Curing Defects on Closing Disclosures
Mistakes happen. Things change. Life is unpredictable.
Sometimes after closing things happen that make the CD the borrower received to be no longer accurate, or you’ll notice a mistake was made and the borrower paid a higher fee than he or she should have.
Here’s how to fix those mistakes.
Change Due to Events Occurring after Consummation
This is probably the more well-known rule. If an event occurs in connection with a settlement within 30-days after closing, and the event causes the consumer to actually pay a different amount than what is disclosed on the CD, then the creditor needs to place in the mail corrected CDs no later than 30-days after discovering the event occurred.
But if the event causes the consumer to pay an amount above tolerance, then see the 60-day refund rule.
Changes Due to Clerical Errors
Non-numeric clerical errors can be cured by placing corrected CDs in the mail no later than 60 days after closing.
60-Day Refund Rule
If, within 60 days after closing, it is discovered that the consumer actually paid more than what was disclosed on the LE, or more than what was allowed under the tolerance rules, then the creditor must refund the excess amount with a revised closing disclosure.
So, for example, if the consumer pays an extra $30, $25, $25, and $10 over the disclosed LE fees on four itemized services subject to 0% tolerance, then the excess $90 must be refunded within 60 days of the closing.
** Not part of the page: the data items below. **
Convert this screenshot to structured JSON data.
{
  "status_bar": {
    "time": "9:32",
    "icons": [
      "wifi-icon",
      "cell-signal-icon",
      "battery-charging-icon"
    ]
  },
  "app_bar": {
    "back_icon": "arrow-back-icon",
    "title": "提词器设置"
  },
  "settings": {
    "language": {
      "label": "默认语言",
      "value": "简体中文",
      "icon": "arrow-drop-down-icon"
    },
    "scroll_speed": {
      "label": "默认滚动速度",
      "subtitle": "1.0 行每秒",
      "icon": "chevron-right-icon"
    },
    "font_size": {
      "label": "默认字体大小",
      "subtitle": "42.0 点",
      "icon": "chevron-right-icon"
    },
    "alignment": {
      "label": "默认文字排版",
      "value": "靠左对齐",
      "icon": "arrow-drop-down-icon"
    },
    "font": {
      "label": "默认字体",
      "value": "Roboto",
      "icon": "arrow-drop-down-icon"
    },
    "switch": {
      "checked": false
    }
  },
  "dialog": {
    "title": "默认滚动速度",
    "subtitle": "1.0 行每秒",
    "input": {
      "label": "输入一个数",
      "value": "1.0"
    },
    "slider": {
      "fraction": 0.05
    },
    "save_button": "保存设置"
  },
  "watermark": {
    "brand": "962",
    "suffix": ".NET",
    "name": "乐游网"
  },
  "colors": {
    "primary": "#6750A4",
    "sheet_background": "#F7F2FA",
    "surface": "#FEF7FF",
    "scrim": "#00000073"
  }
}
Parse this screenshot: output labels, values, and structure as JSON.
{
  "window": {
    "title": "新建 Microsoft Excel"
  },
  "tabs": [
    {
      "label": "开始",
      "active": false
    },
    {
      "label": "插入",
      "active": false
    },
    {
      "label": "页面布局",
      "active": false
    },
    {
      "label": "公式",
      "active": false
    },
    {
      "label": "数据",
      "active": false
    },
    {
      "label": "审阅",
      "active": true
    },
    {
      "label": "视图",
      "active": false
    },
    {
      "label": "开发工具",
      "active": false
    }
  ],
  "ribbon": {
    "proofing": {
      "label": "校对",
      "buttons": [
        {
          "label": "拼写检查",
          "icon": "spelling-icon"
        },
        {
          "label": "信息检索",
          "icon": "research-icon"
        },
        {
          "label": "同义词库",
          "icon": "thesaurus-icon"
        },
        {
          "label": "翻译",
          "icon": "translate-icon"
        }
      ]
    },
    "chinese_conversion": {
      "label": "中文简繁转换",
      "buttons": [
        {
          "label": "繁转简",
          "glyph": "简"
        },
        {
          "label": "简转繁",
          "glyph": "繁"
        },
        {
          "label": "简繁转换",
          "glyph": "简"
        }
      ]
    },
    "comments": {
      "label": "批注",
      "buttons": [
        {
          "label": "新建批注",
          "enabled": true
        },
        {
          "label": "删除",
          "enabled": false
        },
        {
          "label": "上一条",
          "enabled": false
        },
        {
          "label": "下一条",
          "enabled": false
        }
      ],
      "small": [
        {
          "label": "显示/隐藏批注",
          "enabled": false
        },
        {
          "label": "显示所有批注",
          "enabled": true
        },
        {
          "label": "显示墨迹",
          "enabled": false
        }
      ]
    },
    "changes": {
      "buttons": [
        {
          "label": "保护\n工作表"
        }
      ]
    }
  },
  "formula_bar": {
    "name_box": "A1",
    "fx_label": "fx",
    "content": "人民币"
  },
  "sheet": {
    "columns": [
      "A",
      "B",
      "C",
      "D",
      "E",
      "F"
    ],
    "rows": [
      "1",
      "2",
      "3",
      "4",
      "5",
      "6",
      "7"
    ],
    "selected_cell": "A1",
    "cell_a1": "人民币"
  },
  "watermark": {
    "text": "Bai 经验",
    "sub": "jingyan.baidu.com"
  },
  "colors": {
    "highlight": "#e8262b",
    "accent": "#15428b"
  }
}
If the consumer also pays $1,190 on a service the LE estimated at $1,000 subject to 10% tolerance,* then the creditor must refund the excess $90 there as well (for a total of $180) no later than 60 days after the closing.
Don’t forget to take advantage of these rules to fix any mistakes discovered. The costs of fixing and refunding will be much less than if you are forced to do it by a regulator.
* The 10% tolerance means the consumer can pay up to $1,100 on a fee estimated at $1,000 on the LE. Thus, the extra $90.